Autodidatas, eles deram continuidade a esta aproximação com o cinema, realizando curtas-metragens com amigos e conhecidos: documentários, no caso de Kubrick, e breves dramas poéticos no caso de Brakhage. O fato de que não tiveram um aprendizado usual, uma absorção organizada de conhecimento e técnica, mas que se exercitaram livremente e sem perspectivas – o que poderia ser visto como uma falha de formação – se revelou importante para ambos, como para outros no mesmo período. Nesse sentido, ao menos uma referência se destacava para cada um deles no início dos anos 1940. Para um cineasta desta geração que ambicionava o trabalho na indústria, e mais do que isso, que considerava possível a conciliação entre uma posição comercial e uma visão pessoal da arte, o modelo natural era Orson Welles.
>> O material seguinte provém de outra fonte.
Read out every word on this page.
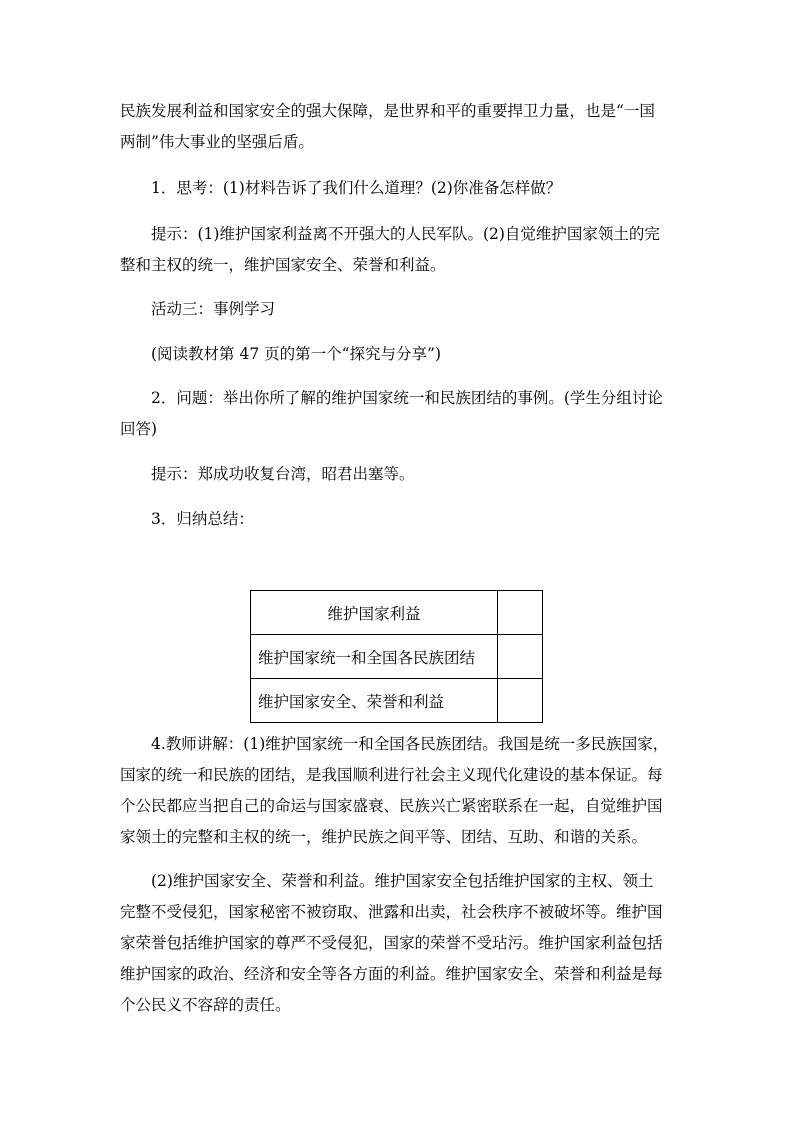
民族发展利益和国家安全的强大保障，是世界和平的重要捍卫力量，也是“一国
两制”伟大事业的坚强后盾。

1．思考：(1)材料告诉了我们什么道理？(2)你准备怎样做？

提示：(1)维护国家利益离不开强大的人民军队。(2)自觉维护国家领土的完
整和主权的统一，维护国家安全、荣誉和利益。

活动三：事例学习

(阅读教材第 47 页的第一个“探究与分享”)

2．问题：举出你所了解的维护国家统一和民族团结的事例。(学生分组讨论
回答)

提示：郑成功收复台湾，昭君出塞等。

3．归纳总结：

维护国家利益	
维护国家统一和全国各民族团结	
维护国家安全、荣誉和利益	

4.教师讲解：(1)维护国家统一和全国各民族团结。我国是统一多民族国家，
国家的统一和民族的团结，是我国顺利进行社会主义现代化建设的基本保证。每
个公民都应当把自己的命运与国家盛衰、民族兴亡紧密联系在一起，自觉维护国
家领土的完整和主权的统一，维护民族之间平等、团结、互助、和谐的关系。

(2)维护国家安全、荣誉和利益。维护国家安全包括维护国家的主权、领土
完整不受侵犯，国家秘密不被窃取、泄露和出卖，社会秩序不被破坏等。维护国
家荣誉包括维护国家的尊严不受侵犯，国家的荣誉不受玷污。维护国家利益包括
维护国家的政治、经济和安全等各方面的利益。维护国家安全、荣誉和利益是每
个公民义不容辞的责任。
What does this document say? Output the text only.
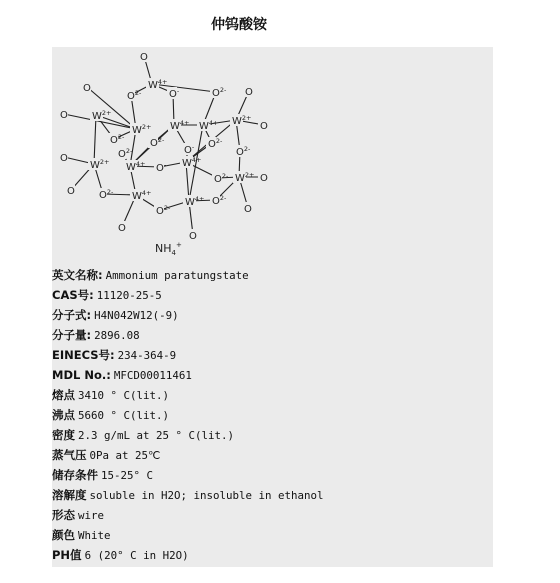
仲钨酸铵
$W^{4+}$
$W^{2+}$
$W^{2+}$ $W^{4+}$ $W^{4+}$ $W^{2+}$
$W^{2+}$ $W^{4+}$	$W^{4+}$
$W^{2+}$
$W^{4+}$
$W^{4+}$
O
O
O
O
O
O
O
O
O
O
O
$O^{2-}$	O-	$O^{2-}$
$O^{2-}$
$O^{2-}$	$O^{2-}$
$O^{2-}$
$O^{2-}$
O-
$O^{2-}$
$O^{2-}$
$O^{2-}$
O-
$O^{2-}$
$NH_4^+$
英文名称: Ammonium paratungstate
CAS号: 11120-25-5
分子式: H4N042W12(-9)
分子量: 2896.08
EINECS号: 234-364-9
MDL No.: MFCD00011461
熔点 3410 ° C(lit.)
沸点 5660 ° C(lit.)
密度 2.3 g/mL at 25 ° C(lit.)
蒸气压 0Pa at 25℃
储存条件 15-25° C
溶解度 soluble in H2O; insoluble in ethanol
形态 wire
颜色 White
PH值 6 (20° C in H2O)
Quando Cidadão Kane (1941) foi lançado, foi lançada também a ideia de que um jovem sem experiência cinematográfica poderia eventualmente dominar as técnicas necessárias para a realização de um longa-metragem e mesmo criar uma obra expressiva. Para um artista independente da mesma geração, dedicado à revisão dos parâmetros que cercam o cinema, a referência de posicionamento e a figura de maior estatura era, sem dúvida, Maya Deren. Quando Meshes of the Afternoon (1943) foi lançado, foi lançada também a ideia de que uma jovem desligada das engrenagens comerciais, sem interesse em gêneros narrativos e com as energias completamente voltadas para a exploração do dispositivo fílmico como ferramenta imaginativa poderia representar as mais avançadas concepções de sua arte. A formulação da “política dos autores” pela crítica francesa ainda estava por vir; num momento anterior, Kubrick e Brakhage tiveram que definir eles mesmos, a partir de suas experiências e de seu contexto, o que seria um artista de cinema.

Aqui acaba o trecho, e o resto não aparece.